Pour couronner ce premier roman, Soufiane Chakkouche convie le lecteur à un final inattendu, totalement surprenant. Une rafale qui vous fait prendre en pleine tronche le volet que vous ouvrez avec peine. Un premier roman écrit avec style, une plume délicate et raffinée, un plaisir augmenté.
Pour les mordus de quatrième de couverture, la voici:
Pour les mordus de la quatrième de couverture, la voici :
L'inspecteur Dalil, fin limier de la police marocaine à la retraite – toujours accompagné de son inséparable Petite voix –, est fermement invité par les services de sûreté à se rendre à Paris pour mener une enquête en collaboration – un peu forcée – avec le commissaire Maugin, boss du 36 quai des Orfèvres. Bader Farisse, un étudiant marocain qui préparait une thèse sur le transhumanisme, a été enlevé devant la mosquée de la rue Myrha.
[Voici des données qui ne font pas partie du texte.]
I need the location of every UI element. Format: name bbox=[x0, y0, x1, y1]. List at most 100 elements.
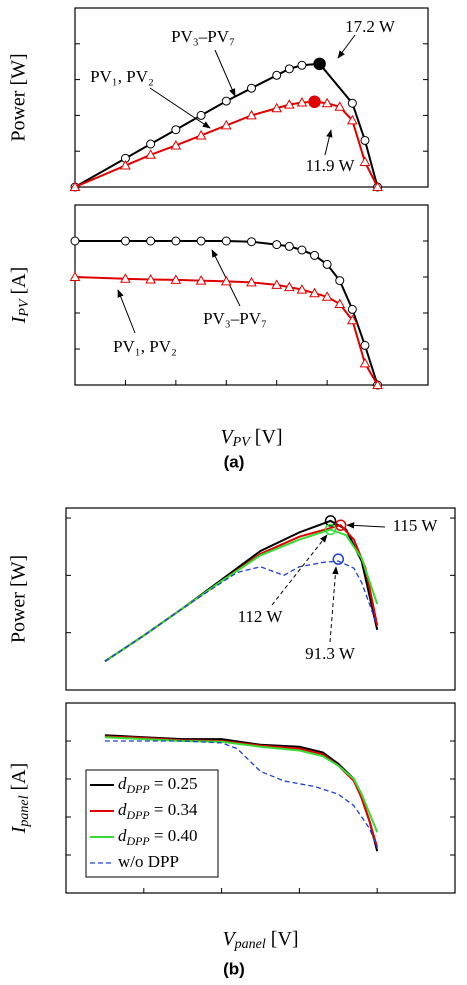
point bbox=[120, 160, 131, 170]
legend-label: dDPP = 0.25 bbox=[118, 774, 197, 796]
point bbox=[170, 274, 182, 284]
annotation-arrow bbox=[329, 566, 339, 643]
point bbox=[360, 135, 370, 145]
point bbox=[196, 110, 206, 120]
point bbox=[347, 98, 357, 108]
point bbox=[220, 275, 232, 286]
point bbox=[283, 281, 295, 292]
point bbox=[322, 259, 332, 269]
point bbox=[297, 60, 307, 70]
peak-marker bbox=[308, 95, 321, 109]
peak-label: 17.2 W bbox=[345, 17, 396, 36]
symbol: d bbox=[118, 826, 127, 845]
point bbox=[146, 139, 156, 149]
series-line bbox=[104, 736, 379, 833]
point bbox=[69, 181, 81, 191]
point bbox=[246, 276, 257, 287]
peak-label: 11.9 W bbox=[305, 156, 355, 175]
annotation-arrow bbox=[346, 522, 386, 529]
plot-frame bbox=[74, 7, 429, 188]
series-label: PV₁, PV₂ bbox=[113, 337, 177, 356]
symbol: d bbox=[118, 774, 127, 793]
series-label: PV₁, PV₂ bbox=[90, 67, 154, 86]
series-line bbox=[104, 560, 378, 662]
y-axis-label: Ipanel [A] bbox=[8, 763, 33, 835]
plot-frame bbox=[74, 204, 429, 386]
point bbox=[171, 125, 181, 135]
point bbox=[272, 240, 282, 250]
unit: = 0.34 bbox=[150, 800, 198, 819]
point bbox=[272, 70, 282, 80]
peak-label: 112 W bbox=[238, 607, 284, 626]
series-line bbox=[75, 240, 379, 386]
subscript: PV bbox=[232, 435, 252, 450]
subscript: PV bbox=[17, 298, 32, 318]
peak-label: 115 W bbox=[393, 516, 439, 535]
y-axis-label: Power [W] bbox=[8, 53, 30, 141]
series-line bbox=[74, 276, 379, 386]
unit: = 0.25 bbox=[150, 774, 198, 793]
point bbox=[170, 139, 182, 150]
point bbox=[347, 314, 358, 325]
point bbox=[247, 83, 256, 93]
point bbox=[297, 245, 307, 255]
point bbox=[196, 236, 206, 246]
point bbox=[271, 102, 283, 113]
unit: [V] bbox=[266, 928, 299, 950]
series-line bbox=[104, 740, 378, 848]
point bbox=[69, 271, 81, 281]
y-axis-label: IPV [A] bbox=[8, 267, 33, 325]
annotation-arrow bbox=[117, 289, 136, 334]
series-line bbox=[104, 519, 379, 663]
symbol: V bbox=[220, 426, 235, 448]
unit: [A] bbox=[8, 763, 30, 796]
point bbox=[309, 287, 320, 298]
point bbox=[195, 129, 207, 140]
point bbox=[334, 101, 346, 111]
peak-marker bbox=[324, 523, 337, 536]
point bbox=[372, 379, 383, 389]
symbol: V bbox=[222, 928, 237, 950]
plot-frame bbox=[65, 702, 456, 894]
point bbox=[284, 241, 294, 251]
annotation-arrow bbox=[337, 34, 356, 59]
point bbox=[347, 114, 358, 125]
point bbox=[347, 304, 357, 314]
point bbox=[145, 274, 156, 284]
peak-label: 91.3 W bbox=[305, 644, 356, 663]
subscript: panel bbox=[234, 937, 266, 952]
subscript: panel bbox=[17, 795, 32, 827]
peak-marker bbox=[334, 519, 347, 531]
subscript: DPP bbox=[126, 834, 150, 848]
series-line bbox=[104, 528, 379, 663]
legend-label: w/o DPP bbox=[118, 852, 179, 871]
x-axis-label: VPV [V] bbox=[220, 426, 282, 451]
unit: [A] bbox=[8, 267, 30, 300]
legend-box bbox=[85, 769, 219, 878]
point bbox=[120, 273, 131, 283]
annotation-arrow bbox=[214, 49, 236, 97]
point bbox=[296, 96, 308, 107]
x-axis-label: Vpanel [V] bbox=[222, 928, 298, 953]
point bbox=[334, 298, 346, 308]
point bbox=[220, 119, 232, 130]
symbol: I bbox=[8, 315, 30, 324]
annotation-arrow bbox=[149, 87, 211, 129]
symbol: d bbox=[118, 800, 127, 819]
point bbox=[321, 291, 333, 301]
point bbox=[145, 149, 156, 159]
point bbox=[284, 64, 294, 74]
series-line bbox=[74, 100, 379, 188]
point bbox=[296, 284, 308, 294]
point bbox=[360, 340, 370, 350]
peak-marker bbox=[313, 57, 326, 71]
point bbox=[372, 181, 383, 191]
point bbox=[195, 275, 207, 285]
y-axis-label: Power [W] bbox=[8, 555, 30, 643]
subscript: DPP bbox=[126, 808, 150, 822]
point bbox=[246, 109, 257, 120]
unit: = 0.40 bbox=[150, 826, 198, 845]
caption: (a) bbox=[224, 452, 245, 471]
unit: [V] bbox=[250, 426, 283, 448]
Il venait de mettre au point une micropuce qui, une fois reliée au cerveau humain, permettrait, non seulement, de se connecter directement à Internet mais aussi de multiplier à l'infini les facultés du greffé... Une invention diabolique qui semble intéresser beaucoup de monde... services secrets et groupes terroristes compris ! Dalil et Maugin – deux hommes et deux cultures policières que tout oppose – vont alors tout tenter pour désamorcer cette bombe à la puissance inédite !
L’inspecteur Dalil à Paris
Soufiane Chakkouche
Éditions Jigal (février 2019)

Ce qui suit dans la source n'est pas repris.